Notes are already available for Snp and Ud on the web, which you can see here. In addition, our upcoming Publications project (about which more news very soon) supports footnotes in plain HTML, EPUB, and PDF. Here’s an example.
The upshot of this is that technical support for footnotes now exists. How are we to use it?
In the published notes for Snp, the notes mainly comment on the translation choices. It is an especially difficult text and the choices by different translators often vary considerably.
The most important thing for me, however, is to make the texts available for the 99%, not just for those who want to study the Pali. And for this, a set of notes for general readers is warranted.
I’ve already made a start on this as a test case, and you can see it on DN 1 here.
- Ignore the formatting of the notes, we are rebuilding that. You can make the notes less intrusive by enabling “Tooltip on asterisk” in the “Views” panel.
Let me explain what I am trying to do here.
First of all, what is a note?
- A note is a short piece of information that explains, clarifies, or adds context to a passage.
- A note is generally self-contained. You glance at it, learn what you need, and move on.
There are exceptions to that: a note may link to elsewhere in the Suttas or refer to the work of others. But these are kept minimal. And when there is a reference, it is explained in the note so that it is not necessary to look it up in order to understand the issue.
- Don’t: See MN 23.
- Do: See MN 23, where the same passage is framed in terms of the five aggregates.
- Don’t: See Bodhi’s note 23.
- Do: In his note 23 on this passage, Bodhi shows that the variant reading añña must be correct.
For my project, I will focus on two kinds of notes.
- Explain the translation choices.
- Help the general reader.
What I would like is that if someone new to the suttas, with little in the way of background and context, should be trying to read a sutta, they see a note and go, “Hmm, nice.” Because text and note are separated, there seems to be no reason not to take a maximalist approach: explain what might need explaining. If you don’t like the notes, turn them off.
Non-goals include:
- Summarizing the commentaries: refer to commentaries only if they are actually useful to clear up the text or reading.
- Teaching the controversy: a note is not an essay and not all controversies are worth teaching.
- Expounding special views: stick to things that are simple and straightforward. See above re “not an essay”.
- Apologetics: it’s not my position to judge but to clarify.
- Linguistics: only discuss the Pali if it is necessary to explain a translation choice.

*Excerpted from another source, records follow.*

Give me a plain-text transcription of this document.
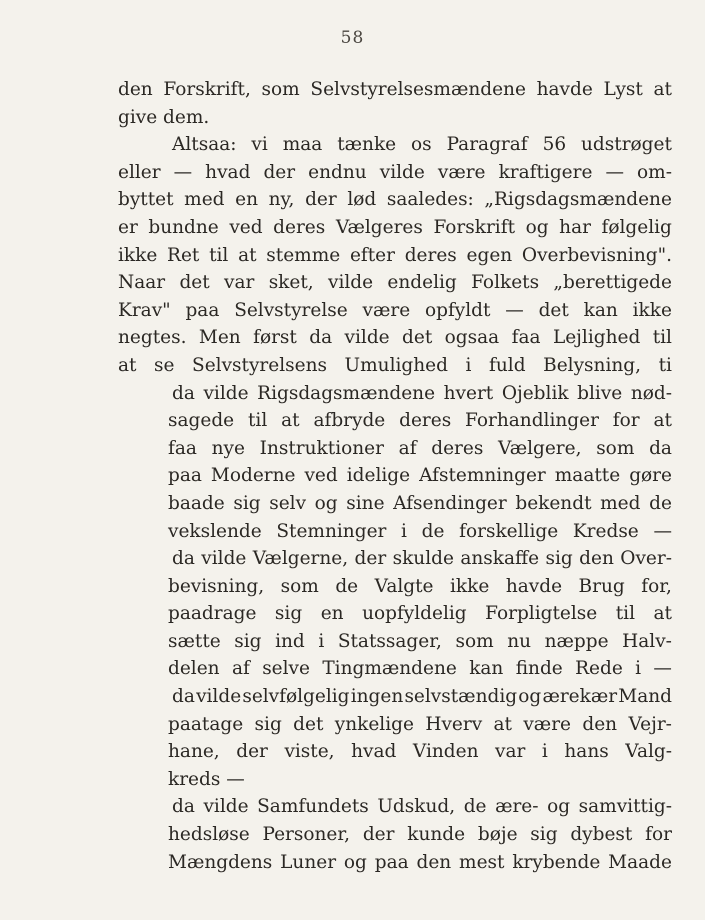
58
den Forskrift, som Selvstyrelsesmændene havde Lyst at
give dem.
Altsaa: vi maa tænke os Paragraf 56 udstrøget
eller — hvad der endnu vilde være kraftigere — om-
byttet med en ny, der lød saaledes: „Rigsdagsmændene
er bundne ved deres Vælgeres Forskrift og har følgelig
ikke Ret til at stemme efter deres egen Overbevisning".
Naar det var sket, vilde endelig Folkets „berettigede
Krav" paa Selvstyrelse være opfyldt — det kan ikke
negtes. Men først da vilde det ogsaa faa Lejlighed til
at se Selvstyrelsens Umulighed i fuld Belysning, ti
da vilde Rigsdagsmændene hvert Ojeblik blive nød-
sagede til at afbryde deres Forhandlinger for at
faa nye Instruktioner af deres Vælgere, som da
paa Moderne ved idelige Afstemninger maatte gøre
baade sig selv og sine Afsendinger bekendt med de
vekslende Stemninger i de forskellige Kredse —
da vilde Vælgerne, der skulde anskaffe sig den Over-
bevisning, som de Valgte ikke havde Brug for,
paadrage sig en uopfyldelig Forpligtelse til at
sætte sig ind i Statssager, som nu næppe Halv-
delen af selve Tingmændene kan finde Rede i —
da vilde selvfølgelig ingen selvstændig og ærekær Mand
paatage sig det ynkelige Hverv at være den Vejr-
hane, der viste, hvad Vinden var i hans Valg-
kreds —
da vilde Samfundets Udskud, de ære- og samvittig-
hedsløse Personer, der kunde bøje sig dybest for
Mængdens Luner og paa den mest krybende Maade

- Comparatives: checking the Chinese and other parallels for everything is out of scope: I have to make a limit somewhere, else it won’t get done.
- Referencing the literature: this is not an academic project, and will generally not refer to articles and the like, again, except where they directly affect the translation.
All of these things have their place, but for my notes I’ll keep them at a minimum.
In my previous post I imagined a more expansive role for notes, with various contributors and multiple streams of different types of notes. And this is still something I look forward to at some point. With Bilara, there is no reason we can’t have multiple sets of notes from different perspectives, but we have to start somewhere.
Please check out the existing notes for Snp and DN 1 and let me know what you think. The project is in its initial stages, so I am still exploring options.